Dia pikir aku akan mudah melepas apa yang sudah menjadi milikku.
"Tidak Ma. Sampai kapan pun Intan tidak akan menjual rumah ini. Begitu banyak kenangan yang tersimpan di sini. Jika Mama butuh uang, jual saja kebun Mama satu hektar, maka Mama masih memiliki income pasif setiap bulannya! Dari beberapa hektar lagi yang belum di jual. Sedangkan rumah ini satu-satunya kenangan aku dan kedua orang tuaku," dalihku. Tentu saja aku menolak keinginan Ibu tiriku ini.
Enak saja, bagian dia utuh. Bagianku yang mau dihabiskan sedikit demi sedikit. Lagi pula, rumah ini menyimpan banyak kenangan untukku, baik kenangan manis maupun kenangan pahit.

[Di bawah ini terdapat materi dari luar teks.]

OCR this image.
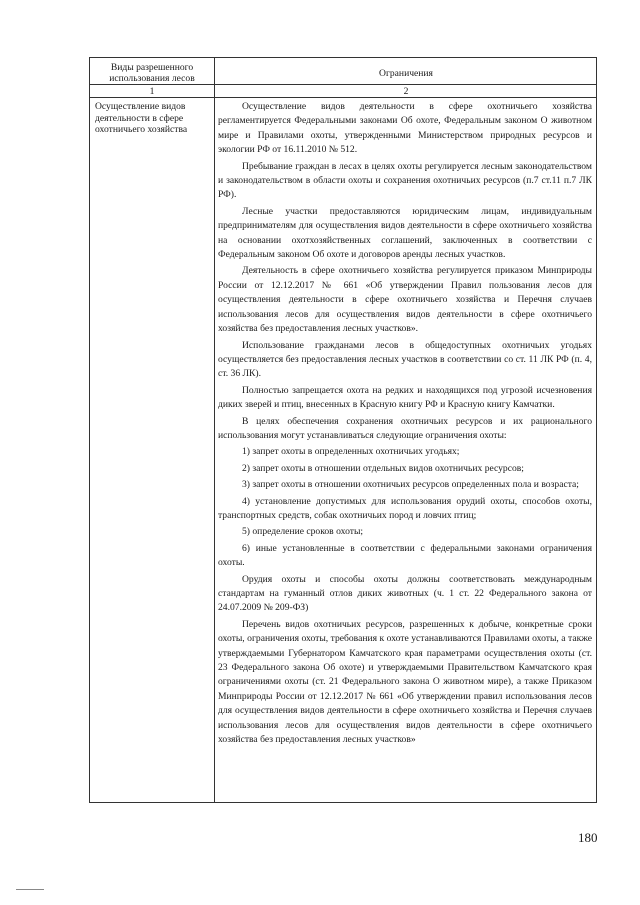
Виды разрешенного использования лесов	Ограничения
1	2
Осуществление видов деятельности в сфере охотничьего хозяйства

Осуществление видов деятельности в сфере охотничьего хозяйства регламентируется Федеральными законами Об охоте, Федеральным законом О животном мире и Правилами охоты, утвержденными Министерством природных ресурсов и экологии РФ от 16.11.2010 № 512.

Пребывание граждан в лесах в целях охоты регулируется лесным законодательством и законодательством в области охоты и сохранения охотничьих ресурсов (п.7 ст.11 п.7 ЛК РФ).

Лесные участки предоставляются юридическим лицам, индивидуальным предпринимателям для осуществления видов деятельности в сфере охотничьего хозяйства на основании охотхозяйственных соглашений, заключенных в соответствии с Федеральным законом Об охоте и договоров аренды лесных участков.

Деятельность в сфере охотничьего хозяйства регулируется приказом Минприроды России от 12.12.2017 № 661 «Об утверждении Правил пользования лесов для осуществления деятельности в сфере охотничьего хозяйства и Перечня случаев использования лесов для осуществления видов деятельности в сфере охотничьего хозяйства без предоставления лесных участков».

Использование гражданами лесов в общедоступных охотничьих угодьях осуществляется без предоставления лесных участков в соответствии со ст. 11 ЛК РФ (п. 4, ст. 36 ЛК).

Полностью запрещается охота на редких и находящихся под угрозой исчезновения диких зверей и птиц, внесенных в Красную книгу РФ и Красную книгу Камчатки.

В целях обеспечения сохранения охотничьих ресурсов и их рационального использования могут устанавливаться следующие ограничения охоты:

1) запрет охоты в определенных охотничьих угодьях;

2) запрет охоты в отношении отдельных видов охотничьих ресурсов;

3) запрет охоты в отношении охотничьих ресурсов определенных пола и возраста;

4) установление допустимых для использования орудий охоты, способов охоты, транспортных средств, собак охотничьих пород и ловчих птиц;

5) определение сроков охоты;

6) иные установленные в соответствии с федеральными законами ограничения охоты.

Орудия охоты и способы охоты должны соответствовать международным стандартам на гуманный отлов диких животных (ч. 1 ст. 22 Федерального закона от 24.07.2009 № 209-ФЗ)

Перечень видов охотничьих ресурсов, разрешенных к добыче, конкретные сроки охоты, ограничения охоты, требования к охоте устанавливаются Правилами охоты, а также утверждаемыми Губернатором Камчатского края параметрами осуществления охоты (ст. 23 Федерального закона Об охоте) и утверждаемыми Правительством Камчатского края ограничениями охоты (ст. 21 Федерального закона О животном мире), а также Приказом Минприроды России от 12.12.2017 № 661 «Об утверждении правил использования лесов для осуществления видов деятельности в сфере охотничьего хозяйства и Перечня случаев использования лесов для осуществления видов деятельности в сфере охотничьего хозяйства без предоставления лесных участков»

180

"Tapi Intan, rumah ini kalau tidak ditempati akan rusak. Lagi pula kamu juga tak mungkin menempatinya kan, sedangkan Mama berencana ikut Ayu. Mama bosan tinggal di sini sendiri. Kalau kebun yang dijual, pendapat bulanan Mama berkurang. Kamu tahu sendiri, selama ini yang di dapat dari kebun itu setiap bulannya saja tak cukup. Apa lagi kalau sampai dijual satu hektar lagi," ujarnya.
"Loh ... Ayu yang buat masalah, ya Mama dong yang tanggung jawab. Kok malah mengorbankan bagianku," sahutku. Raut wajah Mama Astrid mulai berubah tak suka.
"Walau bagaimanapun, Ayu itu adikmu Intan. Kamu wajib membantunya!"
"Sampai kapan Mama akan menekanku dengan kata-kata itu. Sejak dulu aku mengalah karena aku pikir Mama bisa adil terhadap aku dan Ayu. Tapi makin kesini, semakin nampak kalau Mama timpang tindih antara aku dan Ayu," jawabku tegas. Mama mulai salah tingkah.
Mungkin ia sadar aku bukanlah Intan yang dulu lagi, yang bisa ia tekan emosinya hanya dengan kata-kata seperti itu. Seolah semua kesalahan Ayu harus dilimpahkan padaku, karena aku seorang kakak. Lagi pula, Ayu cuma adik tiri saja pun.
"Bukan ... bukan begitu maksud Mama,"
"Tidak! Sekali aku bilang tidak, tetap tidak! Sampai kapan pun aku tak mengizinkan rumah ini dijual. Titik!" Aku beranjak dari dudukku. Pergi ke taman belakang menghentikan perdebatan ini . Menghirup udara segar mengumpulkannya begitu banyak ke dalam paru-paru agar terasa segar.